Keesokan harinya, Abas bertanya
kepada Marelus dan Venesia dimanakah gereja yang terdekat. Mereka pun langsung
mengantarkan Abas ke gereja yang dimaksudkan. Abas ingin berdoa kepada Tuhan. Ia
ingin meminta ampun atas semua kesalahannya di masa lalu. Ia bermaksud untuk
menjadi orang yang semakin baik di kemudian hari. Ia tak ingin segala dosa yang
telah Ia perbuat menjadi kenangan yang akan terus Ia ingat.
*******
Nyanyian Gregorian semakin terdengar
jelas di Gereja tersebut. Berbagai lagu telah diperdengarkan selama misa
berlangsung. Abas yang saat itu melihat koor Gregorian tersebut, tersentuh
hatinya. Dengan talenta yang Ia punya, Ia mencoba untuk menyanyikan lagu-lagu
Gregorian. Sungguh menakjubkan, Abas langsung dapat menyanyikan lagu-lagu
tersebut dengan indahnya.
Keesokan harinya, Abas kembali ke
gereja yang sama. Ia berniat untuk berbicara dengan kelompok paduan suara
Gregorian. Akhirnya diketahui bahwa nama kelompok paduan suara tersebut adalah
“Paduan Suara St. Barnabas”. Abas berusaha untuk mengajukan dirinya agar
menjadi bagian kelompok paduan suara tersebut. Setelah Ia menyanyikan satu lagu
Gregorian, akhirnya Ia diterima. Ia bergabung dengan kelompok paduan suara
tersebut untuk memuliakan nama Tuhan.
Pada akhirnya, Barabas Vespanius bergabung
dengan “Paduan Suara St.

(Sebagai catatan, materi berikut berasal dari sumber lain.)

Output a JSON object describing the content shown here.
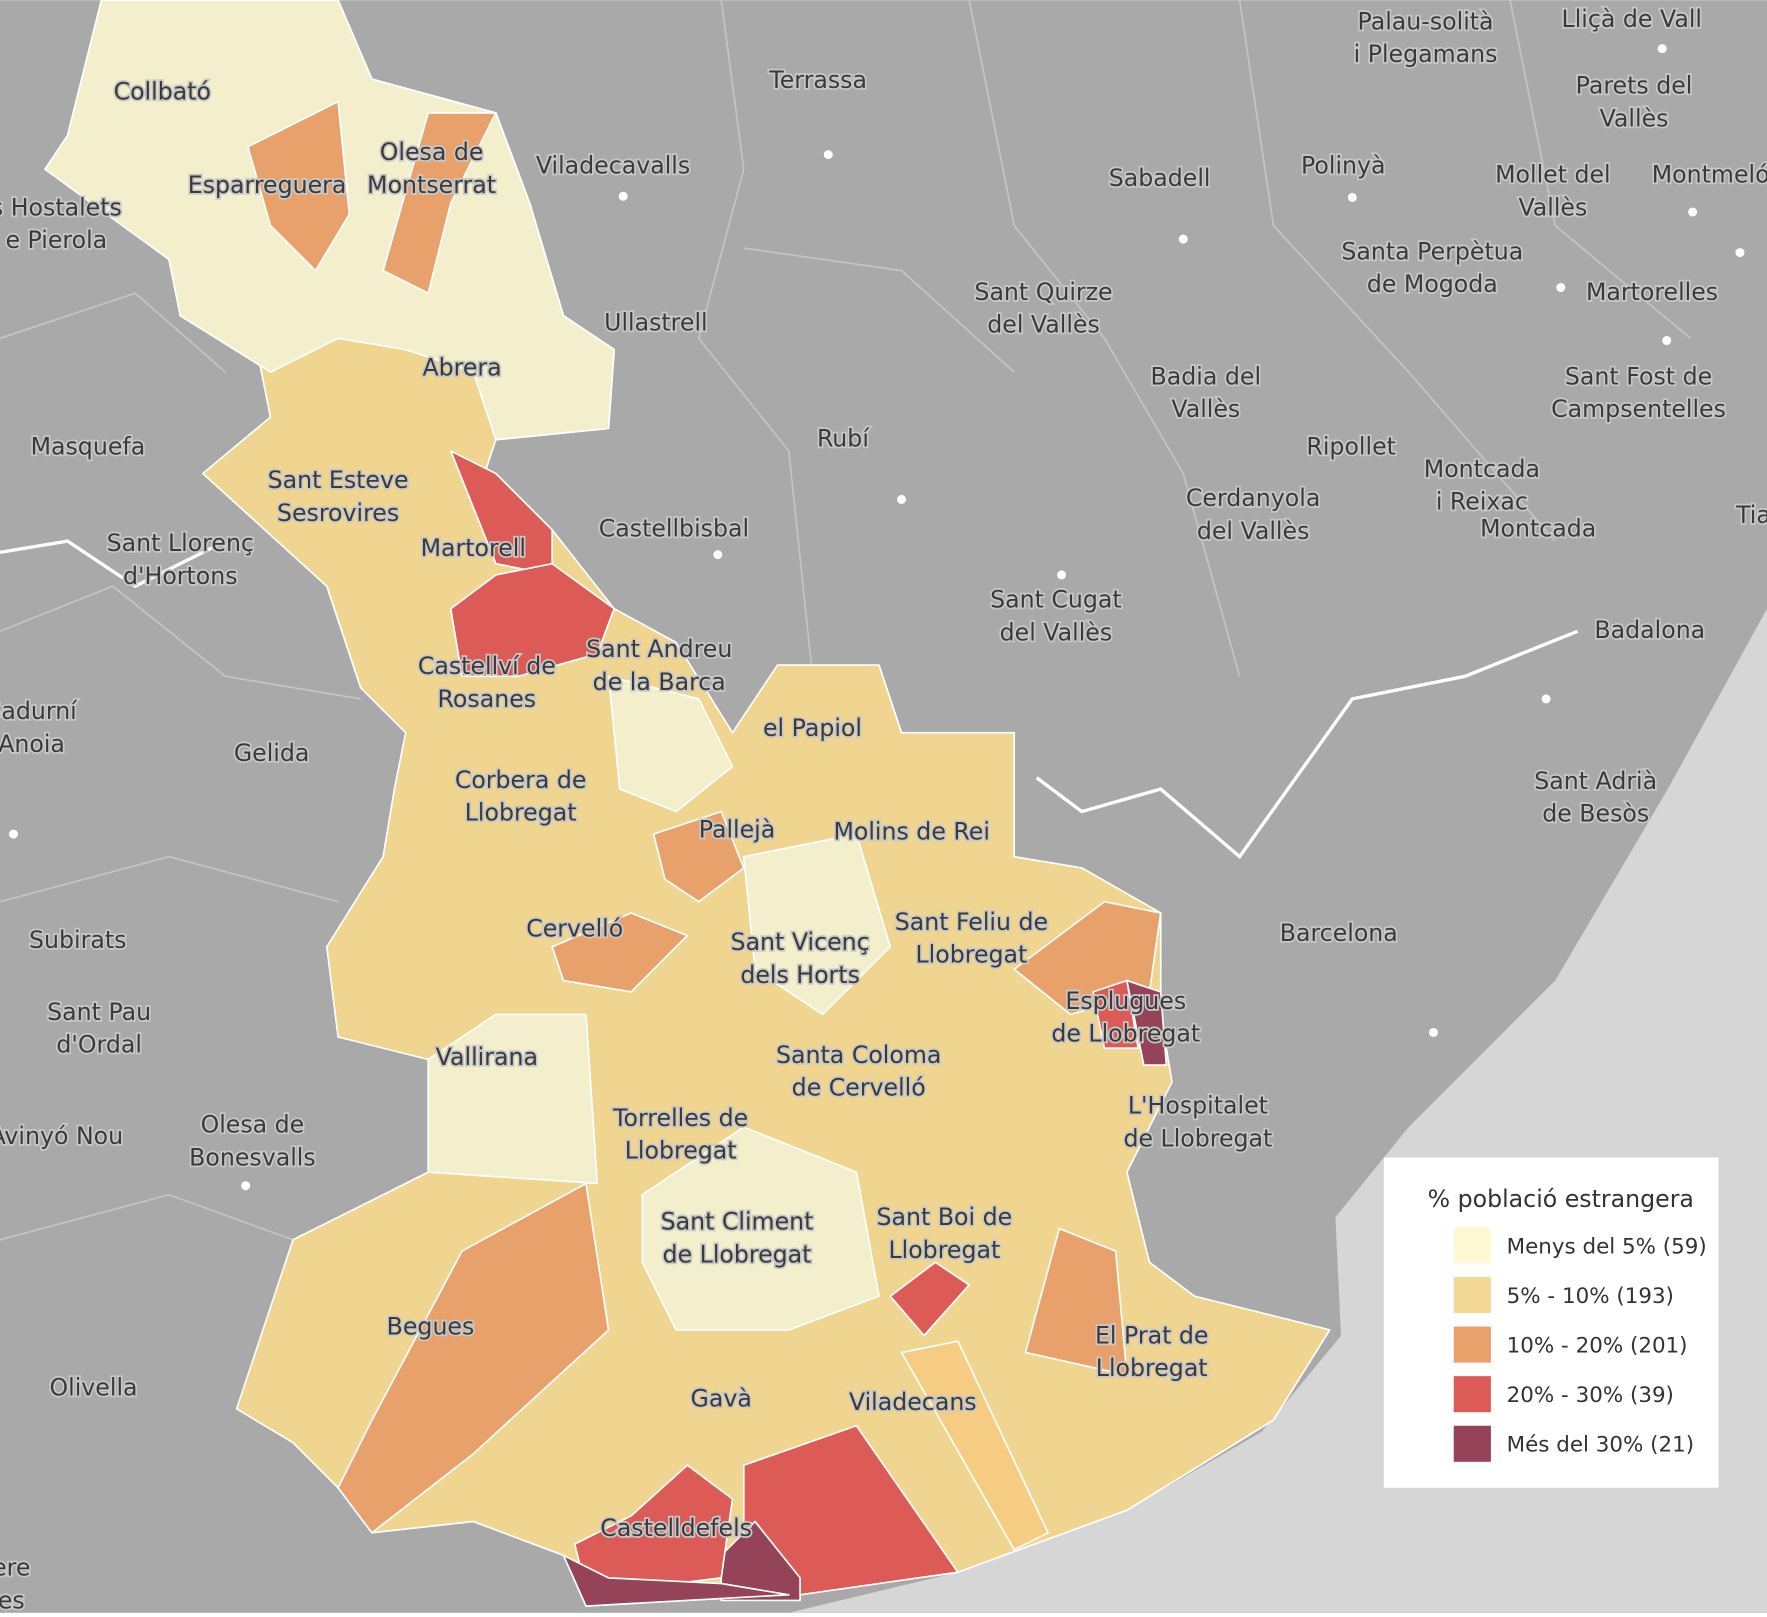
{
  "places": [
    [
      "Palau-solità",
      "i Plegamans"
    ],
    [
      "Lliçà de Vall"
    ],
    [
      "Terrassa"
    ],
    [
      "Parets del",
      "Vallès"
    ],
    [
      "Collbató"
    ],
    [
      "Olesa de",
      "Montserrat"
    ],
    [
      "Viladecavalls"
    ],
    [
      "Polinyà"
    ],
    [
      "Sabadell"
    ],
    [
      "Mollet del",
      "Vallès"
    ],
    [
      "Montmeló"
    ],
    [
      "Esparreguera"
    ],
    [
      "s Hostalets",
      "e Pierola"
    ],
    [
      "Santa Perpètua",
      "de Mogoda"
    ],
    [
      "Sant Quirze",
      "del Vallès"
    ],
    [
      "Martorelles"
    ],
    [
      "Ullastrell"
    ],
    [
      "Abrera"
    ],
    [
      "Badia del",
      "Vallès"
    ],
    [
      "Sant Fost de",
      "Campsentelles"
    ],
    [
      "Rubí"
    ],
    [
      "Masquefa"
    ],
    [
      "Ripollet"
    ],
    [
      "Montcada",
      "i Reixac"
    ],
    [
      "Sant Esteve",
      "Sesrovires"
    ],
    [
      "Cerdanyola",
      "del Vallès"
    ],
    [
      "Montcada"
    ],
    [
      "Tia"
    ],
    [
      "Castellbisbal"
    ],
    [
      "Sant Llorenç",
      "d'Hortons"
    ],
    [
      "Martorell"
    ],
    [
      "Sant Cugat",
      "del Vallès"
    ],
    [
      "Badalona"
    ],
    [
      "Castellví de",
      "Rosanes"
    ],
    [
      "Sant Andreu",
      "de la Barca"
    ],
    [
      "Sadurní",
      "Anoia"
    ],
    [
      "el Papiol"
    ],
    [
      "Gelida"
    ],
    [
      "Sant Adrià",
      "de Besòs"
    ],
    [
      "Corbera de",
      "Llobregat"
    ],
    [
      "Pallejà"
    ],
    [
      "Molins de Rei"
    ],
    [
      "Sant Feliu de",
      "Llobregat"
    ],
    [
      "Cervelló"
    ],
    [
      "Barcelona"
    ],
    [
      "Subirats"
    ],
    [
      "Sant Vicenç",
      "dels Horts"
    ],
    [
      "Esplugues",
      "de Llobregat"
    ],
    [
      "Sant Pau",
      "d'Ordal"
    ],
    [
      "Vallirana"
    ],
    [
      "Santa Coloma",
      "de Cervelló"
    ],
    [
      "L'Hospitalet",
      "de Llobregat"
    ],
    [
      "Torrelles de",
      "Llobregat"
    ],
    [
      "Olesa de",
      "Bonesvalls"
    ],
    [
      "Avinyó Nou"
    ],
    [
      "Sant Climent",
      "de Llobregat"
    ],
    [
      "Sant Boi de",
      "Llobregat"
    ],
    [
      "Begues"
    ],
    [
      "El Prat de",
      "Llobregat"
    ],
    [
      "Olivella"
    ],
    [
      "Gavà"
    ],
    [
      "Viladecans"
    ],
    [
      "Castelldefels"
    ],
    [
      "ere",
      "es"
    ]
  ],
  "legend": {
    "title": "% població estrangera",
    "items": [
      {
        "label": "Menys del 5% (59)",
        "color": "#fdf9d2"
      },
      {
        "label": "5% - 10% (193)",
        "color": "#f4d994"
      },
      {
        "label": "10% - 20% (201)",
        "color": "#e9a16c"
      },
      {
        "label": "20% - 30% (39)",
        "color": "#dc5b57"
      },
      {
        "label": "Més del 30% (21)",
        "color": "#954358"
      }
    ]
  }
}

Barnabas” dan bernyanyi bagi gereja. Ia menjadi orang
pertama yang bernyanyi dengan bagian tubuh yang kurang lengkap. Di sisa
hidupnya, Ia terus berkarya lewat nyanyian Gregorian dan menetap di rumah
Marelus dan Venesia, orang yang sangat berharga di dalam hidupnya.